A slight concern: how plausible is it for multiple characters to have identical thoughts? It could be argued that when Hadley describes the shared stream of consciousness, she means only to portray an atmosphere, but surely the descriptions are too specific (vide supra) to be a generic mood?
 Christine’s internal monologues are engrossing and wonderfully honest and humane. She is the most convincingly developed character of the novel, and that’s no coincidence!
- “Of course, she was devastated. But she floated above that in her mind, observing it wryly. This humiliated her: it was as if she’d been stripped bare in public. And now everyone would have to condemn them and be horrified by what they’d done— Alex and Lydia, … And Christine was bored in advance with all the sympathy she would enlist, and the outrage — she was furious with distaste at their incurring it, those two, … What an unattractively dreary role she, Christine, would have to play — the wronged wife!”
- “For a moment Christine didn’t recognise the clothes he was wearing, and thought in her craziness that Lydia was buying him things already. Then she realised it wasn’t his clothes that were different: he came flaunting his satisfaction at them, he was vivid and sleep with sex. How horrible!”
 Alex’s attraction to Lydia is masterfully foreshadowed early on in the book, with commendable subtlety:
- “He was full of pity for her but avoided being alone with her in a room — she was too potently present, with her blue-white skin and mask of beauty, in her eternal place in the corner of his sofa.”
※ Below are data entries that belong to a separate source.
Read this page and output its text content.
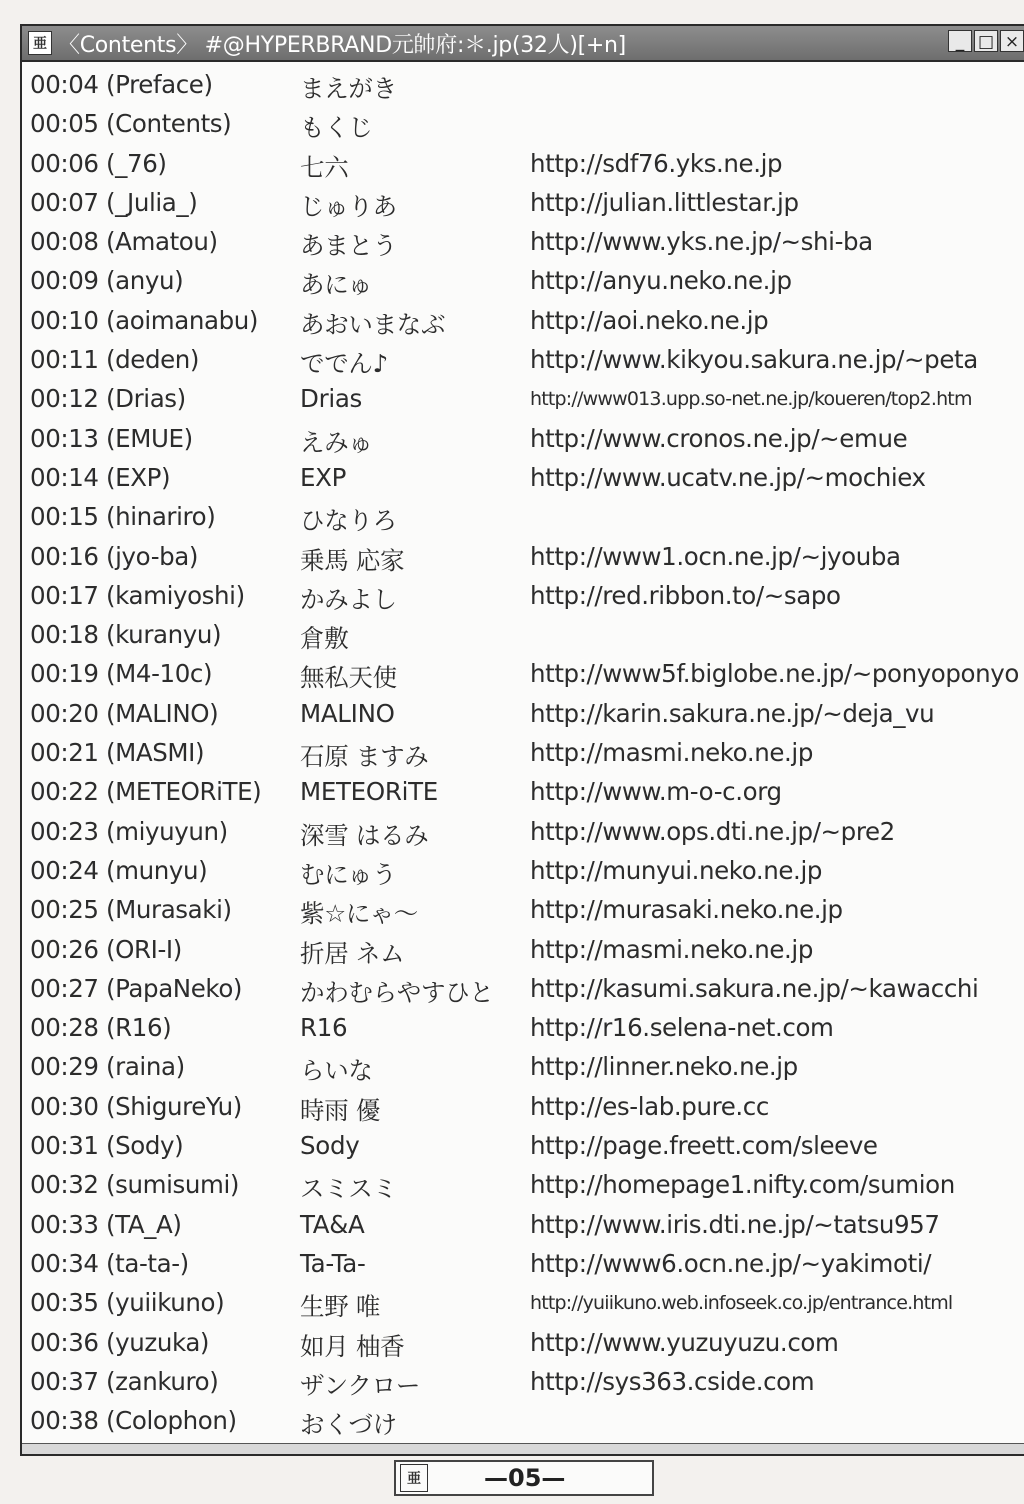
亜 〈Contents〉 #@HYPERBRAND元帥府:＊.jp(32人)[+n]	_ □ ×
00:04 (Preface)	まえがき
00:05 (Contents)	もくじ
00:06 (_76)	七六	http://sdf76.yks.ne.jp
00:07 (_Julia_)	じゅりあ	http://julian.littlestar.jp
00:08 (Amatou)	あまとう	http://www.yks.ne.jp/~shi-ba
00:09 (anyu)	あにゅ	http://anyu.neko.ne.jp
00:10 (aoimanabu) あおいまなぶ	http://aoi.neko.ne.jp
00:11 (deden)	ででん♪	http://www.kikyou.sakura.ne.jp/~peta
00:12 (Drias)	Drias	http://www013.upp.so-net.ne.jp/koueren/top2.htm
00:13 (EMUE)	えみゅ	http://www.cronos.ne.jp/~emue
00:14 (EXP)	EXP	http://www.ucatv.ne.jp/~mochiex
00:15 (hinariro)	ひなりろ
00:16 (jyo-ba)	乗馬 応家	http://www1.ocn.ne.jp/~jyouba
00:17 (kamiyoshi) かみよし	http://red.ribbon.to/~sapo
00:18 (kuranyu)	倉敷
00:19 (M4-10c)	無私天使	http://www5f.biglobe.ne.jp/~ponyoponyo
00:20 (MALINO)	MALINO	http://karin.sakura.ne.jp/~deja_vu
00:21 (MASMI)	石原 ますみ	http://masmi.neko.ne.jp
00:22 (METEORiTE) METEORiTE	http://www.m-o-c.org
00:23 (miyuyun)	深雪 はるみ	http://www.ops.dti.ne.jp/~pre2
00:24 (munyu)	むにゅう	http://munyui.neko.ne.jp
00:25 (Murasaki)	紫☆にゃ～	http://murasaki.neko.ne.jp
00:26 (ORI-I)	折居 ネム	http://masmi.neko.ne.jp
00:27 (PapaNeko) かわむらやすひと http://kasumi.sakura.ne.jp/~kawacchi
00:28 (R16)	R16	http://r16.selena-net.com
00:29 (raina)	らいな	http://linner.neko.ne.jp
00:30 (ShigureYu) 時雨 優	http://es-lab.pure.cc
00:31 (Sody)	Sody	http://page.freett.com/sleeve
00:32 (sumisumi) スミスミ	http://homepage1.nifty.com/sumion
00:33 (TA_A)	TA&A	http://www.iris.dti.ne.jp/~tatsu957
00:34 (ta-ta-)	Ta-Ta-	http://www6.ocn.ne.jp/~yakimoti/
00:35 (yuiikuno)	生野 唯	http://yuiikuno.web.infoseek.co.jp/entrance.html
00:36 (yuzuka)	如月 柚香	http://www.yuzuyuzu.com
00:37 (zankuro)	ザンクロー	http://sys363.cside.com
00:38 (Colophon)	おくづけ
亜	—05—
- “When Christine put down her book and fell asleep at his side, with her back turned and knees drawn up to her chest like a child, snoring lightly, he imagined that in their spare room Lydia too was lying awake, and that she was aware of his wakefulness reciprocally, panic and confusion alive in both of them, a muffled violence inside the darkness of their bodies lying still.”
 There are clever and insightful observations scattered throughout the narrative, mostly in the form of Christine’s thoughts, such as
- “Lydia put in her own remarks among the men, and they all deferred to her, but Christine saw that they didn’t quite take what she said seriously — not because they thought it was stupid exactly, but because her appearance blocked their attention, like a dazzle of sunlight in a reflection off glass.”
- “Just because she was relieved to be free of Lydia and looking forward to seeing Alex, the reality of him would be an affront: he wouldn’t fit into her preparations or even notice them, would arrive burdened with purposes of his own, breaking into the tension of her waiting.”
- “If he loved her, it was for what she was unconsciously. He didn’t mind her having opinions, but that wasn’t the same thing as his really taking notice of them — as he might do, for instance, if he thoroughly attended to a book which changed his mind.”
And this wonderfully shrewd comment on the nature of sex:
“There was no redemption in the world, only in this: teenagers knew.”
Verdict: there are some relatively serious problems, such as  and , but the good things are truly exceptional, and I am won over. Would Recommend.